Autumn is upon us, and with it come beautiful landscapes and bountiful produce. This I discovered at the launch of the Fal River Walking Festival. Despite gloomy skies laden with heavy, sodden clouds, we enjoyed a short circular walk from the Nare Hotel.
At three, my daughter is at that awkward age – too long and heavy to carry, legs too short to walk too far. But I was keen to get her started, as her dad and I are keen walkers and desperate to get back in the habit. She did her best in monster wellies; it was a tad slippery underfoot, and she was mighty glad of a piggyback at the end, courtesy of Fal River’s Tommy Tonkins.
Tommy is a gig rower, and he made lifting our growing girl look effortless. She “sang a rainbow” in his ear, and was a fully-fledged fan by the time we reached our destination (and a welcome afternoon tea). To this day she recalls that Tommy works for “the King Harry Fairy” and “has no hair” (sorry, Tommy). We had a quick paddle on Carne beach, just long enough for the sea to go well over the top of her monster wellies.

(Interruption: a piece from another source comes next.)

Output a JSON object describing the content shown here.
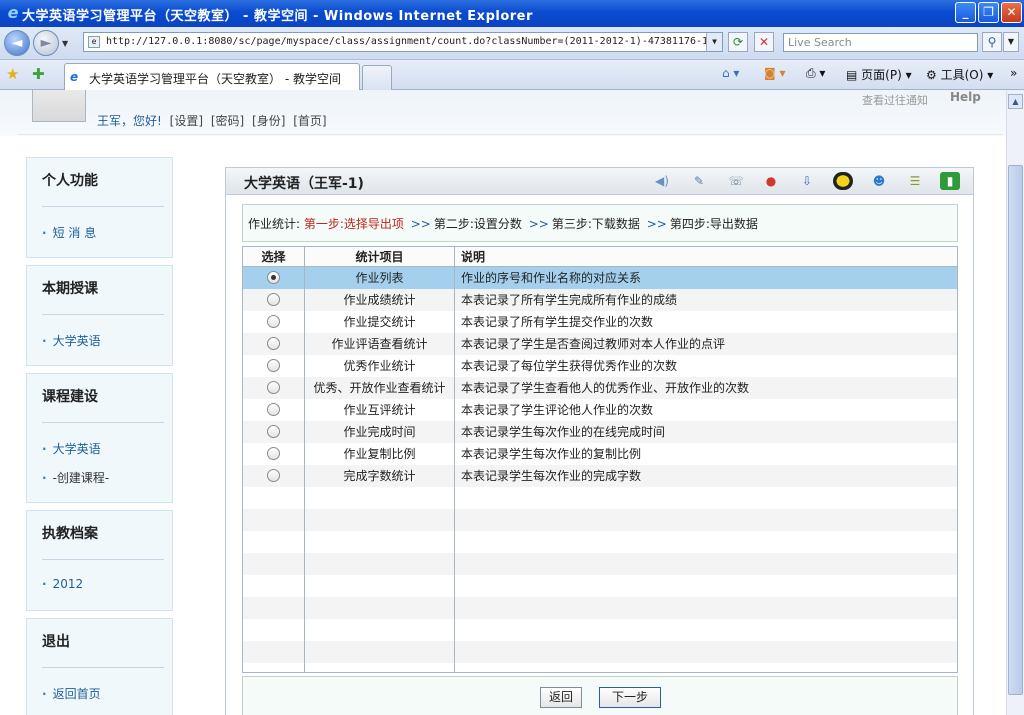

The festival continues until November 3, and features self-guided walks through some of the most stunning scenery Cornwall has to offer, taking in areas from Falmouth to Truro, the Roseland to the Helford Passage. Families and dog-walkers catered for – see the link below.
Earlier this year, we moved to a house with a lovely garden full of glorious edibles: cultivated blackberries, blackcurrants, abundant mint, and two apple trees. At the beginning of October, we took fruit to the annual Trelissick Apple Weekend to be identified. The expert dangled our slightly manky looking eater by its stalk, before pronouncing: “Cornish Longstem.” I can’t tell you how thrilled I was to learn that even our inherited apple trees are “on message”.
Chez Newton, we have been busy. Picture the scene on a Saturday morning: him – swearing over his tax return; me -huffing over a box of furry runner beans that really should have been eaten a long time ago and are beyond redemption. My, how we’ve grown up. It’s one of many signs of middle age and middle class. Look. I have a growing addiction to Grand Designs (did you know it’s on EVERY NIGHT on More4? Heaven). My favourite shops are now Mallets – good old-fashioned homewares in Truro – and its high street equivalent, Lakeland. I have even liked the Kilner Jars Facebook page.
Having a kitchen larger than a postage stamp for the first time in my adult life is encouraging me to discover my inner Delia. I have jars of blackcurrant jam and runner bean chutney awaiting good homes (especially the chutney – I’ve never been fond of chutney, but needed to use up that glut of beans). I recently issued a spontaneous invitation to a work contact/friend – instead of meeting at a town restaurant, why not come to the house and try my carrot soup? I didn’t tell her I’d never made it before, and would be making it from scratch just for her. What if it all went horribly wrong? In the event, it was delicious, followed by stewed apple and blackberry (from the garden), mint tea (ditto) and homemade chocolate brownies. I can hear hordes stampeding to my front door now.
I’ve also started getting a veg box again. CT has featured two such schemes in recent months – Riverford, which focuses on organic produce, and the Cornish Food Box Company, which sources all its produce, organic or otherwise, from Bude to Helston via Bodmin Moor. To be honest, I’m rubbish at buying veg; I need it to be dumped on my doorstep with a recipe telling me what to do with it.
A good farmers’ market is also worth its weight in gold. We went to the Fifteen Cornwall Autumn Farmers’ Market on Saturday. It was wonderful, and we stocked up on plenty of goodies – duck burgers, apple juice, chocolate – none of which lasted longer than the weekend.
As an added bonus, we were able to attend a foraging walk with Caroline Davey of Fat Hen, who you might have seen in Cornwall Today over the summer, talking about seaweed – where to find it and its culinary uses. She explained to us how spring and autumn were the best times to find hedgerow delights, and in a very short distance pointed out tree mallow (as soft as rabbits’ ears) and stinging nettle (pick them under the leaves to avoid being stung). She offered useful recipe ideas, and warned us off a plant which resembled flat-leaved parsley but was actually the highly poisonous water hemlock. Yikes. Meanwhile, our daughter had spotted the last of the blackberries growing in a hedge, and was keen to indulge.
On the beach at Watergate Bay, Caroline led us to laver, sea beet and the foul-tasting scurvy grass, once eaten by sailors to ward off gum disease – give me an orange any day. It was a quick lesson on how sustenance can be found beneath your feet. While I wouldn’t be able to live like this permanently – even Caroline, who has three children, admits to doing a regular supermarket shop too – it was a step towards connecting with nature. And that’s really what it’s all about.